Should teachers welcome this new addition to Baltimore, or prepare for a hired gun who will do some union-busting?
We just don't know. And this article seems to go out of its way to present only one, glowing side of this new addition to the school system.
Medicaid red tape a modest barrier
The Sun's article on the red tape that must be overcome to receive Medicaid benefits empathizes with a poor woman who has diabetes and arthritis and would "rather not work anymore" ("Red tape delays healing," June 17).
I, too, have diabetes and arthritis and would rather not work anymore. However, I do not receive governmental aid, and work I must to put food on the table and meet my financial obligations, which include paying for health insurance and paying the taxes that support Medicaid and food stamps.
The woman in the article faces a problem: She must obtain two documents to qualify for Medicaid and have her health care paid for. This has proved difficult because of a cumbersome bureaucracy.
I, too, face challenges to get my health care.

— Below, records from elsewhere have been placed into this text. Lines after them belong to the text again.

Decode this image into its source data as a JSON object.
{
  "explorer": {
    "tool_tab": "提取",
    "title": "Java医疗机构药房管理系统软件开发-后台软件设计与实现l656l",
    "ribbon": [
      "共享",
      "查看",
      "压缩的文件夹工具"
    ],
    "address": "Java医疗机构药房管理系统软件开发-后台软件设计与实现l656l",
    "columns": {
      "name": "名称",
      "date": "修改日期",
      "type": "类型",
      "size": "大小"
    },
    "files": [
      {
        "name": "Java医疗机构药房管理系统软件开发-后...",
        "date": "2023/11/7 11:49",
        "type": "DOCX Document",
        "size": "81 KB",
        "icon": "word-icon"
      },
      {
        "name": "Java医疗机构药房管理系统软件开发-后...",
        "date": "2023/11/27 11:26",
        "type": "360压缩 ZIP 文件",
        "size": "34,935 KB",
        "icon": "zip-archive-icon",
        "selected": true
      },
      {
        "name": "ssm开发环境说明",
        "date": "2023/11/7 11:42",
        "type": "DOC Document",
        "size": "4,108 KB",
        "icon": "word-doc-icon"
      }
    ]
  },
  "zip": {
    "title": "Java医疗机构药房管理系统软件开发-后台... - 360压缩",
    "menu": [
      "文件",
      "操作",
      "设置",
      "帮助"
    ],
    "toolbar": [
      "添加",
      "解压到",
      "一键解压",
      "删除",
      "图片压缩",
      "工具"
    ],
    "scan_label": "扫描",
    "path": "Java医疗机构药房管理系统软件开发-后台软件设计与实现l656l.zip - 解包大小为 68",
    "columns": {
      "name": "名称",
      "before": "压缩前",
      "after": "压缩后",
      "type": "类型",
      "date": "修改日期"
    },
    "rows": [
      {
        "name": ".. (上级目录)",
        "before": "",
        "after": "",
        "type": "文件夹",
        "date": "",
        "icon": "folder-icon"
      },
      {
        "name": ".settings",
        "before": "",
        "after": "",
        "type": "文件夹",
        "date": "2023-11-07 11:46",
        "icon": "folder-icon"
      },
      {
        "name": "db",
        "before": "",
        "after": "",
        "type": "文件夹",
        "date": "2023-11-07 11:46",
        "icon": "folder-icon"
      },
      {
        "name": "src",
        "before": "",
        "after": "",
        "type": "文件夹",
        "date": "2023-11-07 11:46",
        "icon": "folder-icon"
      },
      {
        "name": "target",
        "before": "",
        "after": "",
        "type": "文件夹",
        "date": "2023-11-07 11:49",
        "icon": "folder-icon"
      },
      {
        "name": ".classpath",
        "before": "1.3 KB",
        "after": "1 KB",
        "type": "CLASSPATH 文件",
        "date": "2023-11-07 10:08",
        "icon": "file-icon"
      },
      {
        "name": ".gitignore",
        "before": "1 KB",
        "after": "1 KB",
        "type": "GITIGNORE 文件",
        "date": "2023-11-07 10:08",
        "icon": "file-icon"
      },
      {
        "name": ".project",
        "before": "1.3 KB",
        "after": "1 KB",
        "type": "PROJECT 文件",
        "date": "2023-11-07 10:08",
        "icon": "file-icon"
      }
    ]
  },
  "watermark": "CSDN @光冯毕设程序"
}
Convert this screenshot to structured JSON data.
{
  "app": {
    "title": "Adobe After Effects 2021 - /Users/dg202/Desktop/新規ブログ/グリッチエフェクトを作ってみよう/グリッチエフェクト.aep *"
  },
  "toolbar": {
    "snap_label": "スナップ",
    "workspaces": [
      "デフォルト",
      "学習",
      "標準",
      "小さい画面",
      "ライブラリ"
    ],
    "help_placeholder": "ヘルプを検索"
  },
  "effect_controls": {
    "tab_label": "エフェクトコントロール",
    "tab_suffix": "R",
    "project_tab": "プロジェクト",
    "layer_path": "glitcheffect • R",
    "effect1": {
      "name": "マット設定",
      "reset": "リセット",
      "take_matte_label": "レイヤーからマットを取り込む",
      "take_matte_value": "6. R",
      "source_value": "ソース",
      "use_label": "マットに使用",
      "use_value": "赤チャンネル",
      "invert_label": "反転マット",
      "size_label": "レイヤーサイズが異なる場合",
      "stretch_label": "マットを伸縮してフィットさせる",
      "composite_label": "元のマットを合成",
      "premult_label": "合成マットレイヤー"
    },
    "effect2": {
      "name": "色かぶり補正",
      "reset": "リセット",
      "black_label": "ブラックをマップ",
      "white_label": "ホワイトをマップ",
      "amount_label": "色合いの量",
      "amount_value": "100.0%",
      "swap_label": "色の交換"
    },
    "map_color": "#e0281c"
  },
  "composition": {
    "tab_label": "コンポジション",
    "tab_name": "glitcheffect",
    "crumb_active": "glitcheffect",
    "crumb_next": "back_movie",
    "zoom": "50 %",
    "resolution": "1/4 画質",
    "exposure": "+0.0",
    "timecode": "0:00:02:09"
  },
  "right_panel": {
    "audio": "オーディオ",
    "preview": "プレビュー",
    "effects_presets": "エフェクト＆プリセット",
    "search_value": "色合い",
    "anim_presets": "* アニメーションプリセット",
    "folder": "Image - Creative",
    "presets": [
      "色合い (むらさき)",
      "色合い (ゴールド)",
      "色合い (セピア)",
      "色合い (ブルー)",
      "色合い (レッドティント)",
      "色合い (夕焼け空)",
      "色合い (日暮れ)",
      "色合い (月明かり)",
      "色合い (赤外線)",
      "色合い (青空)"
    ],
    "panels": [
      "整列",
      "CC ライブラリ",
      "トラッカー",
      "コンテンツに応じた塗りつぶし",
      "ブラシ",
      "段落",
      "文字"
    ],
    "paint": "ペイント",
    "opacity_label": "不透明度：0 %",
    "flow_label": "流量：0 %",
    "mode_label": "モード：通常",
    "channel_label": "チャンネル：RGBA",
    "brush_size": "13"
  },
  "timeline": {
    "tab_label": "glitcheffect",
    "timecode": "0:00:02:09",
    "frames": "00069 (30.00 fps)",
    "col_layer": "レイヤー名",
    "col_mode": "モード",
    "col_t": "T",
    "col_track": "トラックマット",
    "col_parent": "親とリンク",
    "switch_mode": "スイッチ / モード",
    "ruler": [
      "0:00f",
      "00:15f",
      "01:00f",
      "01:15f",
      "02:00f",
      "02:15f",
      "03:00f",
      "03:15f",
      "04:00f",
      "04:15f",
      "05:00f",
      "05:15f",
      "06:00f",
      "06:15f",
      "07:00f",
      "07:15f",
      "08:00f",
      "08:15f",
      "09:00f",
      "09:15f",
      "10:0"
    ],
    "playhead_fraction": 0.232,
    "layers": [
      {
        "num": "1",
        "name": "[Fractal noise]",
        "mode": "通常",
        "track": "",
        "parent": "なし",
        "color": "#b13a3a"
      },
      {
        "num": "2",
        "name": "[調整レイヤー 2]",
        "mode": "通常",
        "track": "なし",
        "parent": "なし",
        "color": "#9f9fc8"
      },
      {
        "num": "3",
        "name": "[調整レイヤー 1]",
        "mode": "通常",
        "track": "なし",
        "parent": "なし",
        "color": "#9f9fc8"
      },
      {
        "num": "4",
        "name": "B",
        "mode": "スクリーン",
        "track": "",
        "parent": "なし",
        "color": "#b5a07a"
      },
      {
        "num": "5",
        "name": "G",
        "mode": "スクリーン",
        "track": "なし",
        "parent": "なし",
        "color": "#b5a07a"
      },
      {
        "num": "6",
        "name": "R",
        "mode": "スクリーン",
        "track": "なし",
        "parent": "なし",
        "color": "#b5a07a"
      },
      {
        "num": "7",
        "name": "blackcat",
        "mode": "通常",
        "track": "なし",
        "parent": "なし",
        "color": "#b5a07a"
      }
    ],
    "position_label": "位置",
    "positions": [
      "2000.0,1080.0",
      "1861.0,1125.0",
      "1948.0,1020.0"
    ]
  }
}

I must rise at 5:45 a.m. and drive 45 minutes to work. I do this every weekday, and have done so for 35 years.
It is hard for me to sympathize with a person who chooses not to work and complains about the daunting task of assembling two documents.
Remember refugees from Palestine, too
I am very grateful to see published mention of the Iraqi refugees and the huge humanitarian crisis created by war ("U.S. must do more for Iraqi refugees," Opinion
Commentary, June 20).
Yes, we can and must do more for the Iraqi refugees - but we also must honor and respect the millions of Palestinian refugees and those forced into exile and poverty by Israel.